わずかに頬に残った感触がくすぐったくて、僕はふっと息を吹いた。
「本当に。随分、伸びたものね」
頭の上から、セシルさんの声がした。
「ふた月ほど、でしょうか。――ここに来た時にはもう、それなりに長かったから」
僕は答えた。すっ、すっと髪が梳かれる感触。かすかな音を立てて、梳き出された髪がなめらかな布の上を滑っていく。
「――スザク君の髪もね、切ってあげたことがあるのよ。特派に所属して、最初の頃」
「そう、なんですか」
「スザク君、くせっ毛だから。髪が伸びると人相変わるのよね。」
くすくすとセシルさんが笑う。
「私ね、昔からよく父や……弟の髪も切っていたのよ。」
「そう、ですか」
はさみの音。また、髪の毛が降り落ちる。
「そうよ、あなたは不安だったかもしれないけど。慣れてるの」
笑いを含んだ声が、いたずらっぽく言った。櫛を扱う左手の指が、耳に触れる。僕は一瞬どきりとした。
( ――なんだろう、)
シュッ、と音がして、ひんやりと冷たい霧が降る。櫛を使う手で交互に髪を引かれた。
僕は、彼女の手の動きを思いながら、胸の内で波立つような、何かを感じていた。
「あなたの髪も、くせ毛よね。スザク君とタイプは違うけれど」
( ……『――の髪はくせ毛ですね――と、似たのでしょうか』―――――?)
セシルさんの言葉が、ぼんやりと、やわらかな女性の声と、やさしく髪を梳く細い指のイメージを呼び起こした。
「いっそ、伸ばして束ねてしまった方が始末はいいのかもしれないけれど」
(『――さまは、短くきりりとしていてくださった方が、わたしは好きです』――――)
何だろう、少女の声だ。いくらか幼い――何か、ひどく……胸がさわぐ。ざわめく?
「髪は、伸ばしきるまでが面倒なのよね」
(『――の髪は、きれいだな。――に似て。うらやましいよ、私とは』―――――)
唇が震えた。この声は、知っている―――僕だ。僕が―――

「さ、どうかしら」
ぽん、と肩を叩かれ、僕は我にかえった。

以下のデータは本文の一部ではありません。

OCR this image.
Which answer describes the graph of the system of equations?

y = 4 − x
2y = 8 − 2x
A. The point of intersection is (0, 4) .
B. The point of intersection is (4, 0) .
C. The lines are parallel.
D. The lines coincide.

セシルさんの指が、大きく僕の髪を梳く。
目を上げると、そこには男の顔。後ろに、微笑むセシルさんの顔が覗いている。
「あっ、はい。ありがとうございます。」
なめらかな鏡面の向こうから自分を見返すのは、食卓の子供のように首元に白い布を巻かれている男だ。これが自分。

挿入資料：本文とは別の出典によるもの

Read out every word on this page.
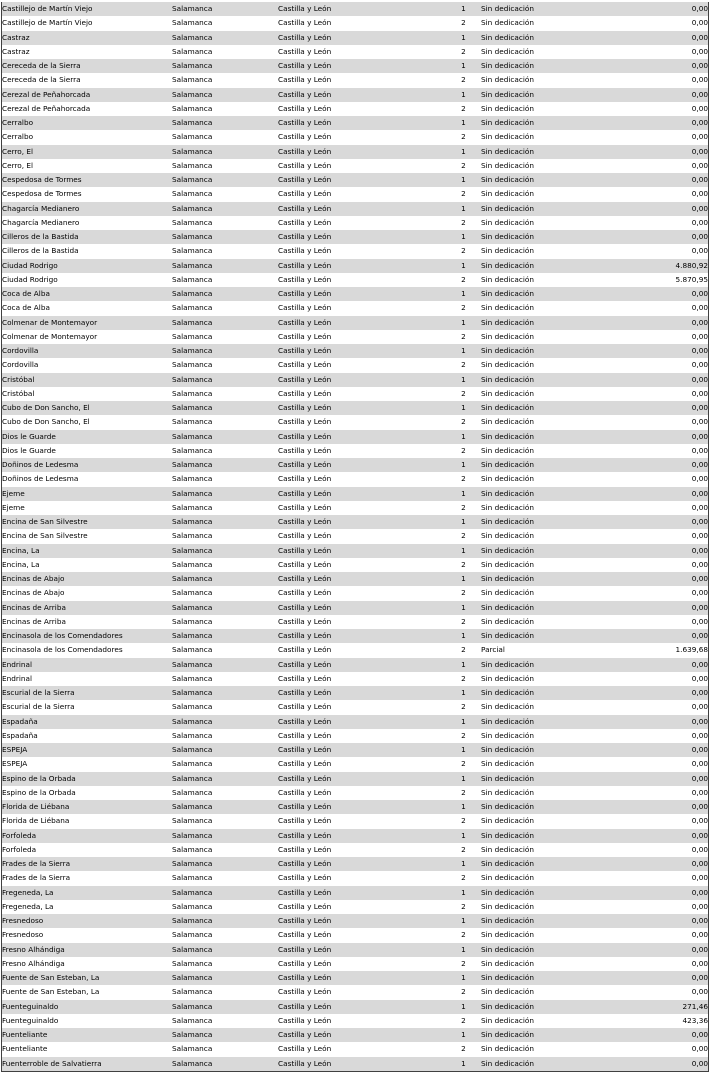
Castillejo de Martín Viejo	Salamanca	Castilla y León	1	Sin dedicación	0,00
Castillejo de Martín Viejo	Salamanca	Castilla y León	2	Sin dedicación	0,00
Castraz	Salamanca	Castilla y León	1	Sin dedicación	0,00
Castraz	Salamanca	Castilla y León	2	Sin dedicación	0,00
Cereceda de la Sierra	Salamanca	Castilla y León	1	Sin dedicación	0,00
Cereceda de la Sierra	Salamanca	Castilla y León	2	Sin dedicación	0,00
Cerezal de Peñahorcada	Salamanca	Castilla y León	1	Sin dedicación	0,00
Cerezal de Peñahorcada	Salamanca	Castilla y León	2	Sin dedicación	0,00
Cerralbo	Salamanca	Castilla y León	1	Sin dedicación	0,00
Cerralbo	Salamanca	Castilla y León	2	Sin dedicación	0,00
Cerro, El	Salamanca	Castilla y León	1	Sin dedicación	0,00
Cerro, El	Salamanca	Castilla y León	2	Sin dedicación	0,00
Cespedosa de Tormes	Salamanca	Castilla y León	1	Sin dedicación	0,00
Cespedosa de Tormes	Salamanca	Castilla y León	2	Sin dedicación	0,00
Chagarcía Medianero	Salamanca	Castilla y León	1	Sin dedicación	0,00
Chagarcía Medianero	Salamanca	Castilla y León	2	Sin dedicación	0,00
Cilleros de la Bastida	Salamanca	Castilla y León	1	Sin dedicación	0,00
Cilleros de la Bastida	Salamanca	Castilla y León	2	Sin dedicación	0,00
Ciudad Rodrigo	Salamanca	Castilla y León	1	Sin dedicación	4.880,92
Ciudad Rodrigo	Salamanca	Castilla y León	2	Sin dedicación	5.870,95
Coca de Alba	Salamanca	Castilla y León	1	Sin dedicación	0,00
Coca de Alba	Salamanca	Castilla y León	2	Sin dedicación	0,00
Colmenar de Montemayor	Salamanca	Castilla y León	1	Sin dedicación	0,00
Colmenar de Montemayor	Salamanca	Castilla y León	2	Sin dedicación	0,00
Cordovilla	Salamanca	Castilla y León	1	Sin dedicación	0,00
Cordovilla	Salamanca	Castilla y León	2	Sin dedicación	0,00
Cristóbal	Salamanca	Castilla y León	1	Sin dedicación	0,00
Cristóbal	Salamanca	Castilla y León	2	Sin dedicación	0,00
Cubo de Don Sancho, El	Salamanca	Castilla y León	1	Sin dedicación	0,00
Cubo de Don Sancho, El	Salamanca	Castilla y León	2	Sin dedicación	0,00
Dios le Guarde	Salamanca	Castilla y León	1	Sin dedicación	0,00
Dios le Guarde	Salamanca	Castilla y León	2	Sin dedicación	0,00
Doñinos de Ledesma	Salamanca	Castilla y León	1	Sin dedicación	0,00
Doñinos de Ledesma	Salamanca	Castilla y León	2	Sin dedicación	0,00
Ejeme	Salamanca	Castilla y León	1	Sin dedicación	0,00
Ejeme	Salamanca	Castilla y León	2	Sin dedicación	0,00
Encina de San Silvestre	Salamanca	Castilla y León	1	Sin dedicación	0,00
Encina de San Silvestre	Salamanca	Castilla y León	2	Sin dedicación	0,00
Encina, La	Salamanca	Castilla y León	1	Sin dedicación	0,00
Encina, La	Salamanca	Castilla y León	2	Sin dedicación	0,00
Encinas de Abajo	Salamanca	Castilla y León	1	Sin dedicación	0,00
Encinas de Abajo	Salamanca	Castilla y León	2	Sin dedicación	0,00
Encinas de Arriba	Salamanca	Castilla y León	1	Sin dedicación	0,00
Encinas de Arriba	Salamanca	Castilla y León	2	Sin dedicación	0,00
Encinasola de los Comendadores	Salamanca	Castilla y León	1	Sin dedicación	0,00
Encinasola de los Comendadores	Salamanca	Castilla y León	2	Parcial	1.639,68
Endrinal	Salamanca	Castilla y León	1	Sin dedicación	0,00
Endrinal	Salamanca	Castilla y León	2	Sin dedicación	0,00
Escurial de la Sierra	Salamanca	Castilla y León	1	Sin dedicación	0,00
Escurial de la Sierra	Salamanca	Castilla y León	2	Sin dedicación	0,00
Espadaña	Salamanca	Castilla y León	1	Sin dedicación	0,00
Espadaña	Salamanca	Castilla y León	2	Sin dedicación	0,00
ESPEJA	Salamanca	Castilla y León	1	Sin dedicación	0,00
ESPEJA	Salamanca	Castilla y León	2	Sin dedicación	0,00
Espino de la Orbada	Salamanca	Castilla y León	1	Sin dedicación	0,00
Espino de la Orbada	Salamanca	Castilla y León	2	Sin dedicación	0,00
Florida de Liébana	Salamanca	Castilla y León	1	Sin dedicación	0,00
Florida de Liébana	Salamanca	Castilla y León	2	Sin dedicación	0,00
Forfoleda	Salamanca	Castilla y León	1	Sin dedicación	0,00
Forfoleda	Salamanca	Castilla y León	2	Sin dedicación	0,00
Frades de la Sierra	Salamanca	Castilla y León	1	Sin dedicación	0,00
Frades de la Sierra	Salamanca	Castilla y León	2	Sin dedicación	0,00
Fregeneda, La	Salamanca	Castilla y León	1	Sin dedicación	0,00
Fregeneda, La	Salamanca	Castilla y León	2	Sin dedicación	0,00
Fresnedoso	Salamanca	Castilla y León	1	Sin dedicación	0,00
Fresnedoso	Salamanca	Castilla y León	2	Sin dedicación	0,00
Fresno Alhándiga	Salamanca	Castilla y León	1	Sin dedicación	0,00
Fresno Alhándiga	Salamanca	Castilla y León	2	Sin dedicación	0,00
Fuente de San Esteban, La	Salamanca	Castilla y León	1	Sin dedicación	0,00
Fuente de San Esteban, La	Salamanca	Castilla y León	2	Sin dedicación	0,00
Fuenteguinaldo	Salamanca	Castilla y León	1	Sin dedicación	271,46
Fuenteguinaldo	Salamanca	Castilla y León	2	Sin dedicación	423,36
Fuenteliante	Salamanca	Castilla y León	1	Sin dedicación	0,00
Fuenteliante	Salamanca	Castilla y León	2	Sin dedicación	0,00
Fuenterroble de Salvatierra	Salamanca	Castilla y León	1	Sin dedicación	0,00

思い思いの方向に向いた、くすんだ灰色の髪。今は、伸びていた襟足は梳かれて軽い。長い前髪に隠れ気味だった瞳も、今は姿を現している。色は濃い青。――表情といえるほどの表情は、浮かんでいない。
これが、自分。
「以前どんなだったのかわからないから、適当に短くすいてしまったけど。」
「いいえ、十分です、これで。ありがとう」
「そう?良かった」
合わせ鏡で、僕の手元の鏡に後頭部を映しながら、セシルさんはにこりと笑った。
「――それに、多分」
「?」
首の白い布を解きながら、鏡の中のセシルさんが言葉を待つように僕と目を合わせた。
「長い間、普段から短くしていた気がします。こんなふうに」
「――そう、良かった。」
セシルさんは少し考えるように首をかしげると、やさしく言葉を接いだ。

布を取り払われて、僕は頭を一振りした。てるてるぼうずの下から現れた両手で、探るように髪をすく。

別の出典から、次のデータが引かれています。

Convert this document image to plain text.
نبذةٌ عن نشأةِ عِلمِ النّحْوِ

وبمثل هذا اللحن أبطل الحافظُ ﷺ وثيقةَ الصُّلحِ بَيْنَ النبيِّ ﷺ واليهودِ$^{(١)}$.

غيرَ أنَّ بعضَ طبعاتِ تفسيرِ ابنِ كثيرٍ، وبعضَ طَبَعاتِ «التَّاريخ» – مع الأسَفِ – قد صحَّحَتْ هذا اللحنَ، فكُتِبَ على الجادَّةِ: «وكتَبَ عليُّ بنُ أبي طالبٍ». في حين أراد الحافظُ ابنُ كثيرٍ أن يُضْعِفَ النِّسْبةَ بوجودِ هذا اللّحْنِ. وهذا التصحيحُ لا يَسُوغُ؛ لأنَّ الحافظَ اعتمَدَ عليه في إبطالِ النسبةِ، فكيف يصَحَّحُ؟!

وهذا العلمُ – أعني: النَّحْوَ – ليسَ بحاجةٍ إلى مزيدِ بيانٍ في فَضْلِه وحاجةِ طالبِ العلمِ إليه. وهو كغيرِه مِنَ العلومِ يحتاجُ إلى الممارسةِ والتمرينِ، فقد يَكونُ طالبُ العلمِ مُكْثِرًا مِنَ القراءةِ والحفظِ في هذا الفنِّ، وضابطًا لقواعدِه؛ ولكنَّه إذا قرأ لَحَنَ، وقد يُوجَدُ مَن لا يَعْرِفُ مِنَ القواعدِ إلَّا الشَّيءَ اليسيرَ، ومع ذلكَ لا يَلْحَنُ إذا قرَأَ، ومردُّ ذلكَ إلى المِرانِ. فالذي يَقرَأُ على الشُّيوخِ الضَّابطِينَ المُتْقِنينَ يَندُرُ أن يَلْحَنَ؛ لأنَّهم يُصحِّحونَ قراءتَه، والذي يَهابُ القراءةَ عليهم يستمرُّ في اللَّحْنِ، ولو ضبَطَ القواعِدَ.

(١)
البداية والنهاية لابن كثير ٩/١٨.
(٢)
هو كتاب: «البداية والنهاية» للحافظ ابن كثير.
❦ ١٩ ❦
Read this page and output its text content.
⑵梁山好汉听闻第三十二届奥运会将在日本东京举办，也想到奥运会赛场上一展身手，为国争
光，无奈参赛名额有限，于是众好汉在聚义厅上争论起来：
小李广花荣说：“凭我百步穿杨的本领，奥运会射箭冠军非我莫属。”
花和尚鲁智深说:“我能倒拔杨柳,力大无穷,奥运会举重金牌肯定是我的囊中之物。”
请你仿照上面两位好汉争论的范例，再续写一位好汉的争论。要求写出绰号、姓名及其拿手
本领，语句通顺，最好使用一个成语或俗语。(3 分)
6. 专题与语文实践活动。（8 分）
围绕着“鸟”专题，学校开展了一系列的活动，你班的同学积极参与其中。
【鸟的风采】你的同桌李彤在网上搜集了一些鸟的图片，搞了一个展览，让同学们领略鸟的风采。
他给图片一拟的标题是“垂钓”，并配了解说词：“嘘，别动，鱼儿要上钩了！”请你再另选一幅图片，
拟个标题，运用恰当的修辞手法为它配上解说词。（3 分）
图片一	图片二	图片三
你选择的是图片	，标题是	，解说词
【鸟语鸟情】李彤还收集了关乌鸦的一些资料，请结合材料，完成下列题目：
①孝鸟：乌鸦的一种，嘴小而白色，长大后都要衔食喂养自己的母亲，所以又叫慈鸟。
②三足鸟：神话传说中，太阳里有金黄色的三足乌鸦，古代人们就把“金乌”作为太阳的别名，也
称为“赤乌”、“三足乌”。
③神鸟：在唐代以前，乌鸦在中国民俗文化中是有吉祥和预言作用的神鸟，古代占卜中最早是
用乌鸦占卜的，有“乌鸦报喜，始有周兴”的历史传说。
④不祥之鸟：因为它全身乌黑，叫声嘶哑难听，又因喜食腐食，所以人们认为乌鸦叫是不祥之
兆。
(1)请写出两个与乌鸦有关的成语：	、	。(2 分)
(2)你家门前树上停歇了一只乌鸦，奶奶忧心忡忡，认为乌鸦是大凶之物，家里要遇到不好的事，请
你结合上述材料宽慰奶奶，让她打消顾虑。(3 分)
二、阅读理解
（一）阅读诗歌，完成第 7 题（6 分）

ちくちくとした毛の感触が首筋に残っていたが、何よりも開放感が勝った。
軽い。なんだか目が覚めたように、世界が明るく見えた。
「誰かに、切って貰っていたの?こんな風に。」
「そう、かもしれません。」
セシルさんの問いかけに、僕は答えた。
――そう、多分、こんな風に。僕にも、誰かが、確かに。

「―――あら。」
セシルさんが僕を見て、驚いたような表情を見せた。僕は、自分の口元が、わずかにゆるむのを感じていた。
先ほどまでの胸のざわめきは、せつないような、温かなぬくもりに変わっていた。